Chen, F. and C. E. Konrad, 2006: A synoptic climatology of summertime heat and humidity in the Piedmont Region of North Carolina. Applied Meteorology and Climatology, 45, 674-685.
The synoptic patterns and boundary layer conditions over a range of antecedent periods associated with the summertime hot events for the years 1951–93 are examined. A hot event is defined as a single day with the highest average daily temperature within a surrounding 5-day window. Among these events, four event subtypes were determined on the basis of extreme values of temperature and/or dewpoint. Composite synoptic maps and vertical profiles of atmospheric variables are produced to distinguish the hottest and moistest events. The hot events, including the extreme categories, are influenced by similar large-scale circulation features. The region is under the control of the Bermuda high, which is centered off the coast of Florida and in the Atlantic Ocean. An upstream 500-hPa ridge produces subsidence and adiabatic warming in the midlevels of the troposphere. Composite patterns of the hottest and moistest events indicate stronger upstream 500-hPa ridging and upper-level subsidence, which suggest greater suppression of local convection and reduction in the upward turbulence transfer of surface sensible heat and water vapor.
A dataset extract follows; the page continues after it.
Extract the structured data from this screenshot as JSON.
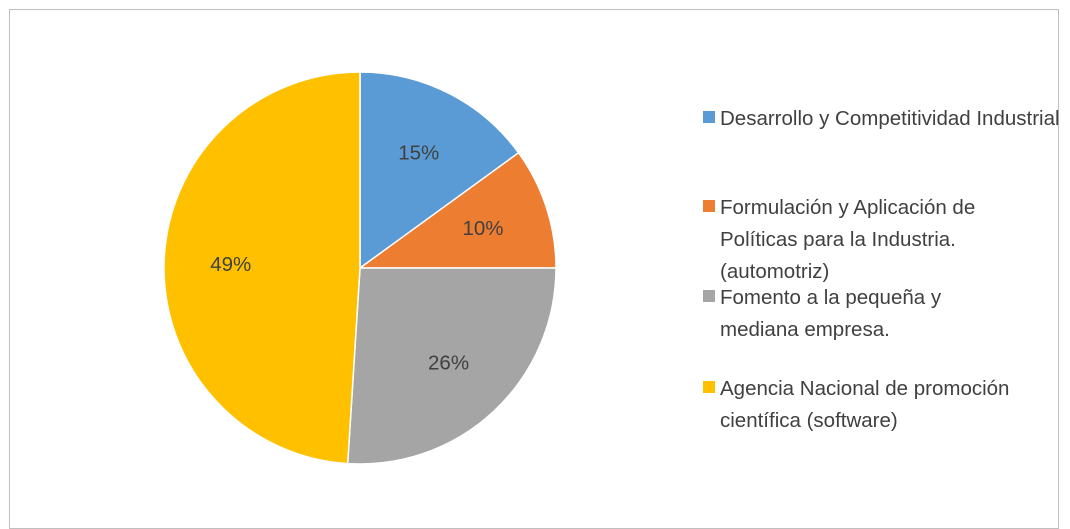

The moistest events are tied to considerably greater antecedent precipitation, which suggests increased evapotranspiration and accumulation of water vapor near the ground. The extreme hot and humid events are also associated with greater accumulated precipitation hours in the antecedent periods, especially on a 30-day scale. The hottest events also have less sky cover in the 30-day antecedent period, allowing more insolation and surface heating. The extreme events also have greater atmospheric thickness, lighter winds, and greater westerly component in the winds. Synoptic analysis shows that low-level thermal and moisture advection are not significant contributors to the heat and moisture in the extreme events of the Piedmont region.